— Ну, — немного помявшись, ответил Сергей Петрович, — дело не в разных народах. Вы отнеситесь к людям по-человечески — и они ответят вам любовью. Дело в том, что в этом времени нам значительно проще, поскольку двуногие бибизьяны в образе людей, привычные нам там, дома, здесь просто не выживают. Здесь никто не будет обхаживать вас по кругу, принуждая к тому или иному действию, потому что или ты делаешь все что тебе сказали, ешь то что дали и спишь где положено, или проваливаешь прочь с гарантированным летальным исходом. Нам это отношение к человеческому бытию достаточно близко, и истину о том, что свобода — это дочь необходимости, мы выучили давно и очень хорошо, но вот ваши французские ученики и возможно, вы сами, можете навсегда остаться для нас чужеродным элементом. Дело в вашем индивидуалистичном европейском менталитете и представлениях о том, что вам, таким уникальным и неповторимым личностям, должны все поклоняться и сдувать с вас пылинки, а аборигены — это только грязь под вашими ногами или, в крайнем случае, средство для достижения сугубо меркантильных целей.
— Не все так просто, — покачала головой Ольга, — французы среди европейцев считаются самыми легкомысленным, и одновременно самым гуманным народом. Во время колонизации Америки европейцами наибольшее количество смешанных браков с аборигенами дала французская Канада, и именно французские миссионеры, в отличие от всех остальных прочих, крестили тех же индейцев, искренне веря, что перед ними такие же люди, как и они сами...

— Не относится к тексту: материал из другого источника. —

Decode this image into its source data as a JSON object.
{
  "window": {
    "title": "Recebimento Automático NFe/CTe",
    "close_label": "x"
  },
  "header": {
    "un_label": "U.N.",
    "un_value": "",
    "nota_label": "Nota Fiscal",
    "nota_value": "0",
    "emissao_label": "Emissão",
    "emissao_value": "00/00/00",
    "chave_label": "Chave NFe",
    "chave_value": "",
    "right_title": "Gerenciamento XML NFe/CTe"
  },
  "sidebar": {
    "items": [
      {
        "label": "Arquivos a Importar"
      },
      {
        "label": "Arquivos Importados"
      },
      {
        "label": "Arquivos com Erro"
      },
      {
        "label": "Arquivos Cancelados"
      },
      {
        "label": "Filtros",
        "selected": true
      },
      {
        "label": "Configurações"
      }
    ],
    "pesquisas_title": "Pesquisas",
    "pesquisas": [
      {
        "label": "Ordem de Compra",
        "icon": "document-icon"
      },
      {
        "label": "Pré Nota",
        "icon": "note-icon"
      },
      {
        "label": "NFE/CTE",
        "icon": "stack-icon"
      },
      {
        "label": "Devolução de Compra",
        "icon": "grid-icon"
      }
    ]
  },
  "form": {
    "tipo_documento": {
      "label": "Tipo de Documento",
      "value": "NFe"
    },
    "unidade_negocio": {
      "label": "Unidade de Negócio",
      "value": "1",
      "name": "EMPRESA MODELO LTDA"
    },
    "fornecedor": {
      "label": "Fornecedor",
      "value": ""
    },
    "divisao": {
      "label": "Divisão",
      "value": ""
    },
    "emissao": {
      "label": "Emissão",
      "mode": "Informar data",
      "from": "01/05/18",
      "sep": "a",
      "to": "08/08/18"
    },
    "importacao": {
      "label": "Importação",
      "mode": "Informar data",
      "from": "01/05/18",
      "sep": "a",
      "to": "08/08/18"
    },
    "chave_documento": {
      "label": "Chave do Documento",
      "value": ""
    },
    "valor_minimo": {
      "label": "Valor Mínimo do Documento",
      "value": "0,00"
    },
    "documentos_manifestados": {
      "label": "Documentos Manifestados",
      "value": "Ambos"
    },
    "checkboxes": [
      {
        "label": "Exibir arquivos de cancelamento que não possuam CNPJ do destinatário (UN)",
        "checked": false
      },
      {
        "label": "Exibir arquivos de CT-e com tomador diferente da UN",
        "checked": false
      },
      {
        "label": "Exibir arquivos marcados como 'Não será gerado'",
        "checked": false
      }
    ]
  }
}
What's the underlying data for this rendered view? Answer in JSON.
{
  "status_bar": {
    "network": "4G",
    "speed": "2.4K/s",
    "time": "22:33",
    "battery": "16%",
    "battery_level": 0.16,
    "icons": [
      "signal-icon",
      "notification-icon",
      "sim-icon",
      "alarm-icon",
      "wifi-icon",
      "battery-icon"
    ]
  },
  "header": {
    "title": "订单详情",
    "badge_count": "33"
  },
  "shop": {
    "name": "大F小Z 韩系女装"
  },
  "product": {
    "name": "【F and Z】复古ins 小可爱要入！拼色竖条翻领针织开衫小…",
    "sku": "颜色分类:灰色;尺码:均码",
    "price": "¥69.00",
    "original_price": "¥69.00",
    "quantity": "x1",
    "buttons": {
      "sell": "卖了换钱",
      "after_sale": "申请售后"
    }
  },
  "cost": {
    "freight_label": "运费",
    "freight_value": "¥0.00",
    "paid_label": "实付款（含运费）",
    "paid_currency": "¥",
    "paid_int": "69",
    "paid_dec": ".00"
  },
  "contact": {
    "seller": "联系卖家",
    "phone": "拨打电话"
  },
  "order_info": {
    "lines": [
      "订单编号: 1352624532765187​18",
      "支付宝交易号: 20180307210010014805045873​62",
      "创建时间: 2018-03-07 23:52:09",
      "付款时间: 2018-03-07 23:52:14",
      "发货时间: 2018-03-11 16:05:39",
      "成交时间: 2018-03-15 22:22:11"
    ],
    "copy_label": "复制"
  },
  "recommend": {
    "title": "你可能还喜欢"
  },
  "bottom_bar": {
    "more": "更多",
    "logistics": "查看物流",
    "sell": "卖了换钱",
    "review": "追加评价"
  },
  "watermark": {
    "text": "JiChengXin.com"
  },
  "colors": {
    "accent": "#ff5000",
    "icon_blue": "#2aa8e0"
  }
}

— Туше, Ольга, — сказал Сергей Петрович, — но все равно, несмотря на все вами сказанное, с тех времен утекло много воды. Особенно быстро эта вода текла во второй половине двадцатого и начале двадцать первого века, когда в Европу вообще и во Францию в частности массово проникало американское влияние. В любом случае (только не обижайтесь) всем вам еще долго придется промывать извилины, а у некоторых они останутся непромытыми вплоть до самого конца. Но, несмотря на это, вы все равно остаетесь грамотным, а потому очень ценным ресурсом, но при этом неблагонадежным с идеологической точки зрения. Ставить вас в бригады чернорабочими в подчинение аборигенкам, которые на два-три года младше вас, я считаю бессмысленным расточительством, вроде забивания гвоздей микроскопом. В свою очередь и вас тоже нельзя ставить начальниками над местными, потому что, во-первых, вы идеологически к этому не готовы, а во-вторых, не знаете местной специфики, и, в-третьих, это будет просто несправедливо по отношению к нашим девочкам, ведь среди них тоже есть первоклассные лидеры и прирожденные руководители. И что с вами делать в таком разрезе?
Ольга сперва задумалась, потом решительно тряхнула головой.

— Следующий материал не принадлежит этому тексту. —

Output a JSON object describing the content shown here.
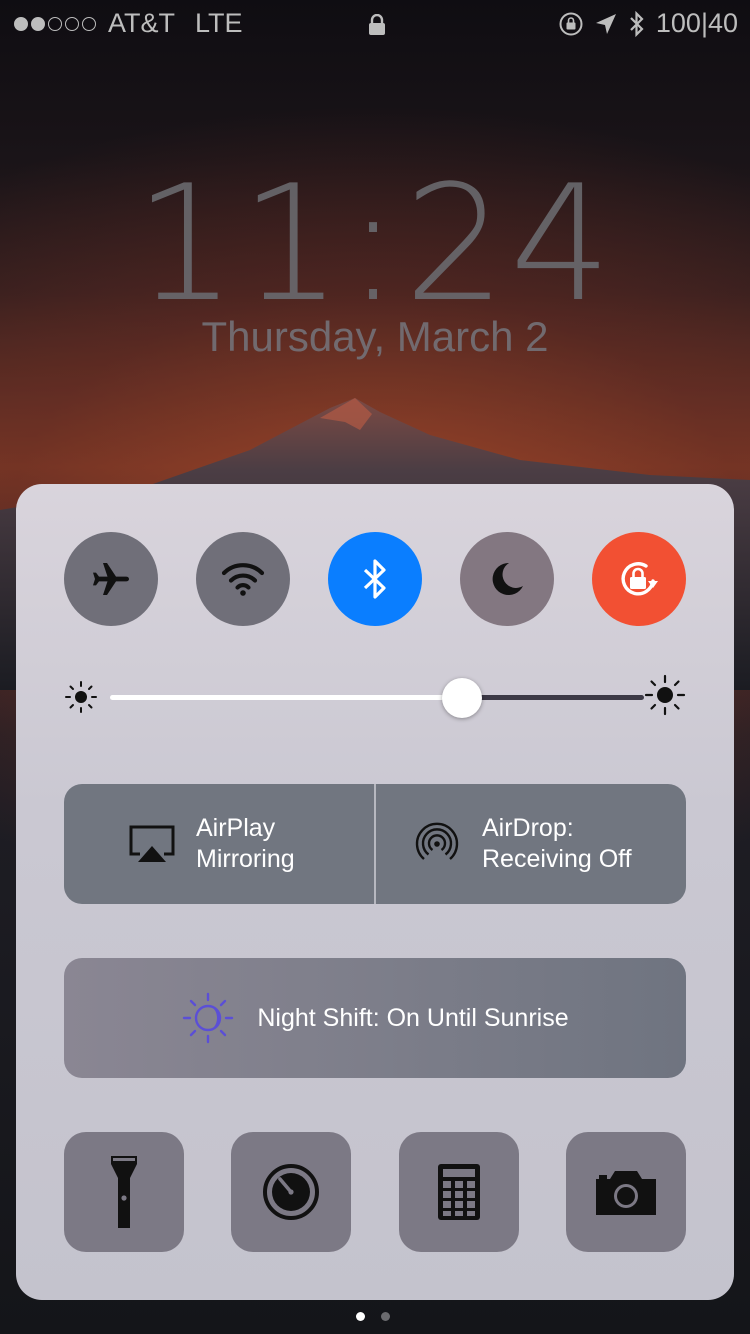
{
  "status_bar": {
    "signal_bars_filled": 2,
    "signal_bars_total": 5,
    "carrier": "AT&T",
    "network": "LTE",
    "center_icon": "lock-icon",
    "battery_text": "100|40",
    "right_icons": [
      "orientation-lock-icon",
      "location-arrow-icon",
      "bluetooth-icon"
    ]
  },
  "lock_screen": {
    "time": "11:24",
    "date": "Thursday, March 2"
  },
  "control_center": {
    "toggles": [
      {
        "name": "airplane-mode",
        "icon": "airplane-icon",
        "active": false,
        "color": "#706f79"
      },
      {
        "name": "wifi",
        "icon": "wifi-icon",
        "active": false,
        "color": "#706f79"
      },
      {
        "name": "bluetooth",
        "icon": "bluetooth-icon",
        "active": true,
        "color": "#0a7eff"
      },
      {
        "name": "do-not-disturb",
        "icon": "moon-icon",
        "active": false,
        "color": "#837781"
      },
      {
        "name": "rotation-lock",
        "icon": "rotation-lock-icon",
        "active": true,
        "color": "#f25033"
      }
    ],
    "brightness": {
      "level": 0.66,
      "min_icon": "sun-small-icon",
      "max_icon": "sun-large-icon"
    },
    "airplay": {
      "line1": "AirPlay",
      "line2": "Mirroring",
      "icon": "airplay-icon"
    },
    "airdrop": {
      "line1": "AirDrop:",
      "line2": "Receiving Off",
      "icon": "airdrop-icon"
    },
    "night_shift": {
      "label": "Night Shift: On Until Sunrise",
      "icon": "night-shift-icon",
      "icon_color": "#5b4fd6"
    },
    "shortcuts": [
      {
        "name": "flashlight",
        "icon": "flashlight-icon"
      },
      {
        "name": "timer",
        "icon": "timer-icon"
      },
      {
        "name": "calculator",
        "icon": "calculator-icon"
      },
      {
        "name": "camera",
        "icon": "camera-icon"
      }
    ]
  },
  "page_indicator": {
    "pages": 2,
    "current": 1
  }
}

— Тогда, — сказала она, — я вижу только один выход. Вы должны сделать нашу бригаду постоянной и поручить ей какую-нибудь отдельную работу, что-нибудь такое не смертельно важное, но достаточно значимое, чтобы наши парни и девушки могли гордиться сделанным. И, кстати, скажите, изгнание из клана — это единственное наказание в этом мире, а то мне кажется нелепым обрекать человека на смерть за какой-нибудь мелкий проступок?

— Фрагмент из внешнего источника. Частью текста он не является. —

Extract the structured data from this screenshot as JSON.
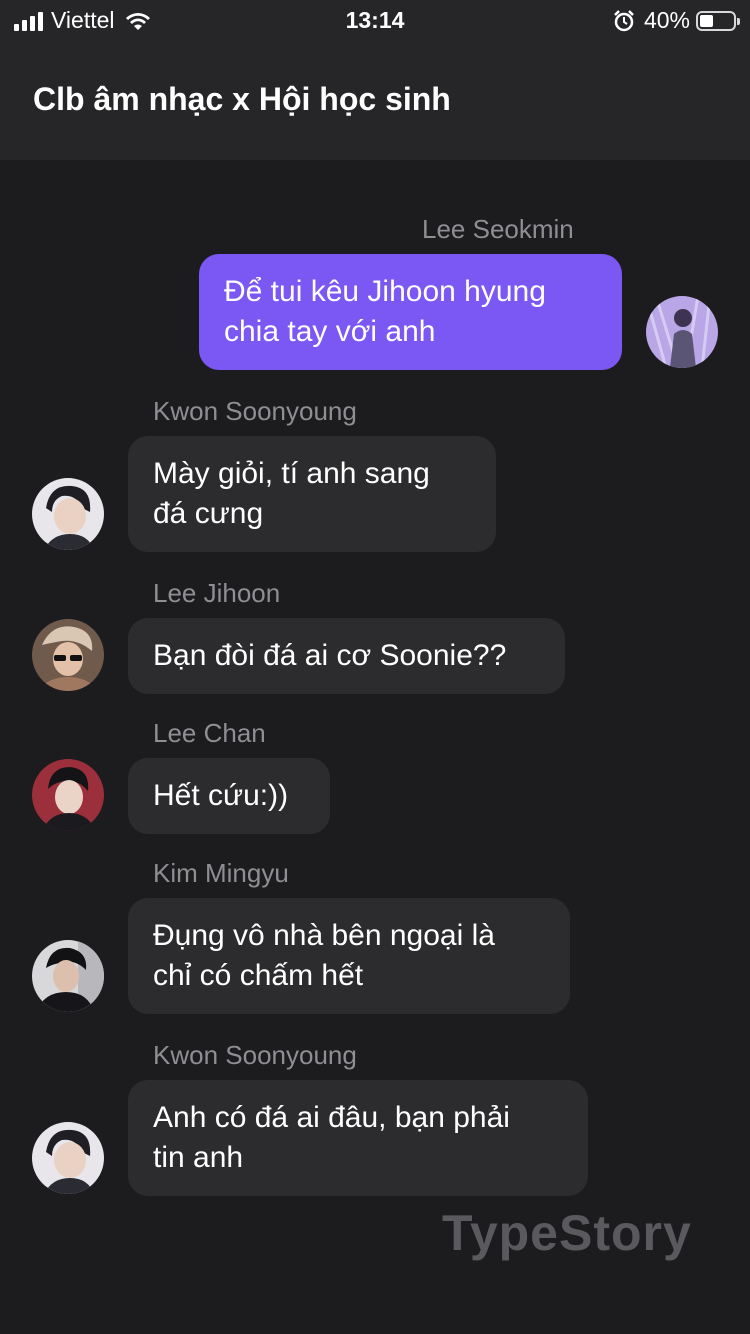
{
  "status_bar": {
    "carrier": "Viettel",
    "time": "13:14",
    "battery_percent": "40%",
    "battery_level": 0.4
  },
  "header": {
    "title": "Clb âm nhạc x Hội học sinh"
  },
  "messages": [
    {
      "sender": "Lee Seokmin",
      "lines": [
        "Để tui kêu Jihoon hyung",
        "chia tay với anh"
      ],
      "outgoing": true
    },
    {
      "sender": "Kwon Soonyoung",
      "lines": [
        "Mày giỏi, tí anh sang",
        "đá cưng"
      ],
      "outgoing": false
    },
    {
      "sender": "Lee Jihoon",
      "lines": [
        "Bạn đòi đá ai cơ Soonie??"
      ],
      "outgoing": false
    },
    {
      "sender": "Lee Chan",
      "lines": [
        "Hết cứu:))"
      ],
      "outgoing": false
    },
    {
      "sender": "Kim Mingyu",
      "lines": [
        "Đụng vô nhà bên ngoại là",
        "chỉ có chấm hết"
      ],
      "outgoing": false
    },
    {
      "sender": "Kwon Soonyoung",
      "lines": [
        "Anh có đá ai đâu, bạn phải",
        "tin anh"
      ],
      "outgoing": false
    }
  ],
  "watermark": "TypeStory",
  "colors": {
    "background": "#1c1c1e",
    "header": "#262628",
    "outgoing_bubble": "#7b57f4",
    "incoming_bubble": "#2c2c2e",
    "sender_name": "#8e8e93"
  }
}
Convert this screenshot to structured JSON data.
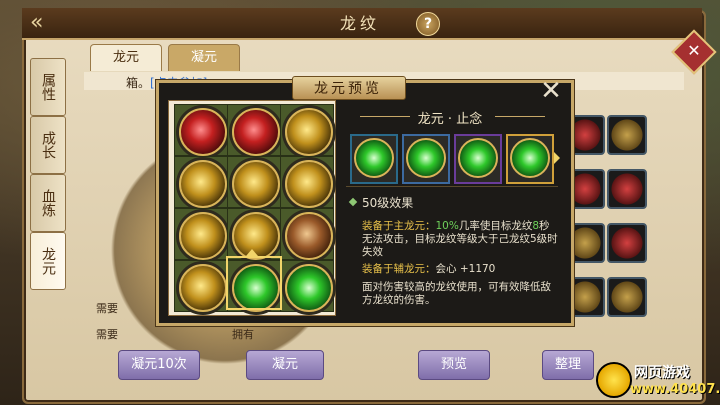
{
  "window": {
    "title": "龙纹",
    "help": "?"
  },
  "tabs": [
    {
      "label": "龙元"
    },
    {
      "label": "凝元"
    }
  ],
  "side_tabs": [
    {
      "label": "属性"
    },
    {
      "label": "成长"
    },
    {
      "label": "血炼"
    },
    {
      "label": "龙元"
    }
  ],
  "strip": {
    "prefix": "箱。",
    "link": "[点击参加]"
  },
  "need_rows": [
    {
      "label": "需要"
    },
    {
      "label": "需要"
    }
  ],
  "owned_label": "拥有",
  "bottom_buttons": [
    {
      "label": "凝元10次"
    },
    {
      "label": "凝元"
    },
    {
      "label": "预览"
    },
    {
      "label": "整理"
    }
  ],
  "popup": {
    "title": "龙元预览",
    "close": "✕",
    "detail_title": "龙元 · 止念",
    "level_effect": "50级效果",
    "main_label": "装备于主龙元：",
    "main_pct": "10%",
    "main_rest1": "几率使目标龙纹",
    "main_sec": "8",
    "main_rest2": "秒无法攻击，目标龙纹等级大于己龙纹5级时失效",
    "aux_label": "装备于辅龙元：",
    "aux_value": "会心 +1170",
    "desc": "面对伤害较高的龙纹使用，可有效降低敌方龙纹的伤害。"
  },
  "gem_grid_colors": [
    "red",
    "red",
    "gold",
    "gold",
    "gold",
    "gold",
    "gold",
    "gold",
    "brown",
    "gold",
    "green",
    "green"
  ],
  "variant_colors": [
    "#2a6a8a",
    "#3c6aa0",
    "#6a3c9a",
    "#d0a03a"
  ],
  "logo": {
    "line1": "网页游戏",
    "line2": "www.40407.com"
  }
}
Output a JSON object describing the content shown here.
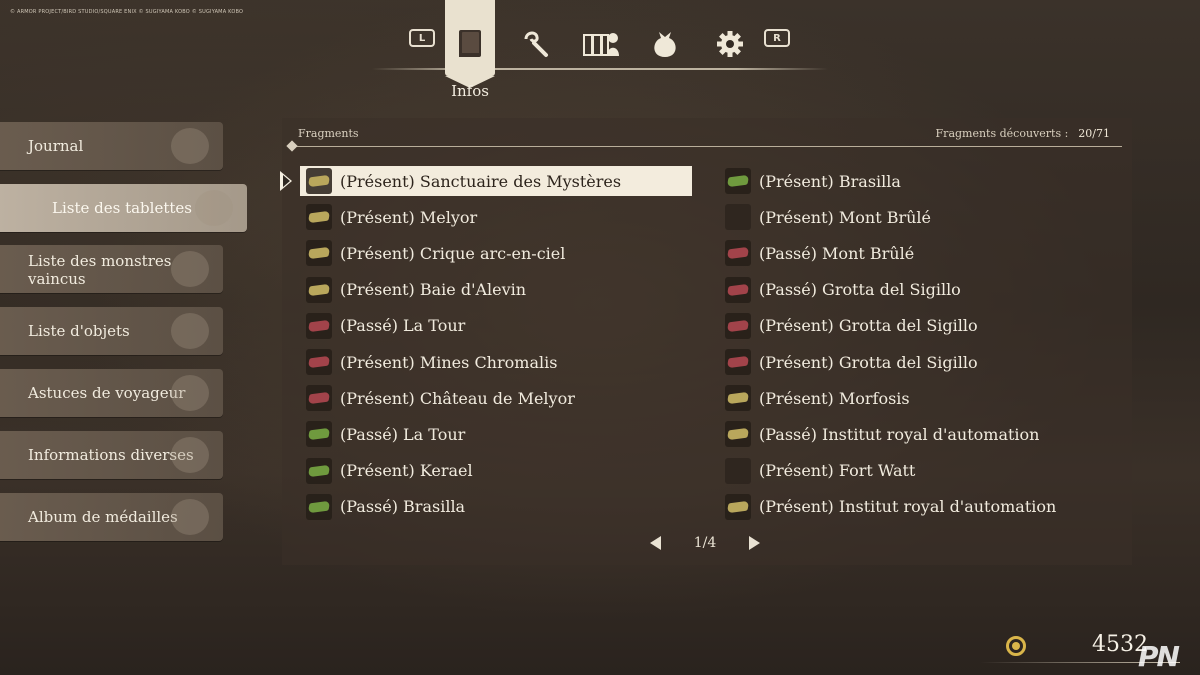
{
  "copyright": "© ARMOR PROJECT/BIRD STUDIO/SQUARE ENIX © SUGIYAMA KOBO © SUGIYAMA KOBO",
  "topnav": {
    "left_shoulder": "L",
    "right_shoulder": "R",
    "tabs": [
      {
        "icon": "book-icon"
      },
      {
        "icon": "wand-icon"
      },
      {
        "icon": "party-icon"
      },
      {
        "icon": "bag-icon"
      },
      {
        "icon": "gear-icon"
      }
    ],
    "active_label": "Infos"
  },
  "sidebar": {
    "items": [
      {
        "label": "Journal",
        "icon": "book-icon"
      },
      {
        "label": "Liste des tablettes",
        "icon": "tablet-icon",
        "active": true
      },
      {
        "label": "Liste des monstres vaincus",
        "icon": "slime-icon"
      },
      {
        "label": "Liste d'objets",
        "icon": "bag-icon"
      },
      {
        "label": "Astuces de voyageur",
        "icon": "scroll-icon"
      },
      {
        "label": "Informations diverses",
        "icon": "quill-icon"
      },
      {
        "label": "Album de médailles",
        "icon": "medal-icon"
      }
    ]
  },
  "panel": {
    "title": "Fragments",
    "counter_label": "Fragments découverts :",
    "counter_value": "20/71",
    "left_list": [
      {
        "label": "(Présent) Sanctuaire des Mystères",
        "color": "#b9a75c",
        "selected": true
      },
      {
        "label": "(Présent) Melyor",
        "color": "#b9a75c"
      },
      {
        "label": "(Présent) Crique arc-en-ciel",
        "color": "#b9a75c"
      },
      {
        "label": "(Présent) Baie d'Alevin",
        "color": "#b9a75c"
      },
      {
        "label": "(Passé) La Tour",
        "color": "#a2434a"
      },
      {
        "label": "(Présent) Mines Chromalis",
        "color": "#a2434a"
      },
      {
        "label": "(Présent) Château de Melyor",
        "color": "#a2434a"
      },
      {
        "label": "(Passé) La Tour",
        "color": "#6f9a3e"
      },
      {
        "label": "(Présent) Kerael",
        "color": "#6f9a3e"
      },
      {
        "label": "(Passé) Brasilla",
        "color": "#6f9a3e"
      }
    ],
    "right_list": [
      {
        "label": "(Présent) Brasilla",
        "color": "#6f9a3e"
      },
      {
        "label": "(Présent) Mont Brûlé",
        "color": ""
      },
      {
        "label": "(Passé) Mont Brûlé",
        "color": "#a2434a"
      },
      {
        "label": "(Passé) Grotta del Sigillo",
        "color": "#a2434a"
      },
      {
        "label": "(Présent) Grotta del Sigillo",
        "color": "#a2434a"
      },
      {
        "label": "(Présent) Grotta del Sigillo",
        "color": "#a2434a"
      },
      {
        "label": "(Présent) Morfosis",
        "color": "#b9a75c"
      },
      {
        "label": "(Passé) Institut royal d'automation",
        "color": "#b9a75c"
      },
      {
        "label": "(Présent) Fort Watt",
        "color": ""
      },
      {
        "label": "(Présent) Institut royal d'automation",
        "color": "#b9a75c"
      }
    ]
  },
  "pager": {
    "text": "1/4"
  },
  "gold": {
    "value": "4532",
    "icon": "coin-icon"
  },
  "watermark": "PN"
}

— В некоторых кланах, — покачал головой Сергей Петрович, — выгоняют просто потому, что считается, что человек приносит несчастье, или просто из-за того, что его рожа не нравится новому вождю. Таким образом, как приносящие несчастье, были изгнаны сестры Дара и Мара — те самые рыжие близнецы, жены нашего Валеры, которых вы видели во время ночного переполоха. Они первыми были приняты кандидатками в клан по обряду мыла и горячей воды и поэтому считают себя кем-то вроде настоящих принцесс крови. Мы в этом отношении намного гуманнее, и наказываем только за конкретные проступки.
— Какой ужас, — Ольга прикрыла рот ладонью, — как этот вождь мог быть таким жестоким, чтобы изгонять двух молоденьких девочек, которые совсем не могут себя защитить. Бедные малышки, должно быть, они натерпелись немало страха?
— Когда мы их встретили, они уже готовились к ужасной смерти, — сухо сказал Сергей Петрович, — но мы спасли и их, и их брата Гуга, который ушел из того клана вместе с сестрами, хотя его никто не гнал. Спасли и приняли их к себе, хотя на тот момент наше путешествию было еще далеко до завершения, и впереди нам предстояла почти тысяча километров плавания. Но впоследствии мы об этом ни разу не пожалели, думаю, что не пожалеем и сейчас, принимая вас в свой клан.
— Так значит, вы принимаете в клан по обряду мыла и горячей воды, — задумчиво протянула Ольга, — надеюсь, что для этого не требуется публично раздеваться догола?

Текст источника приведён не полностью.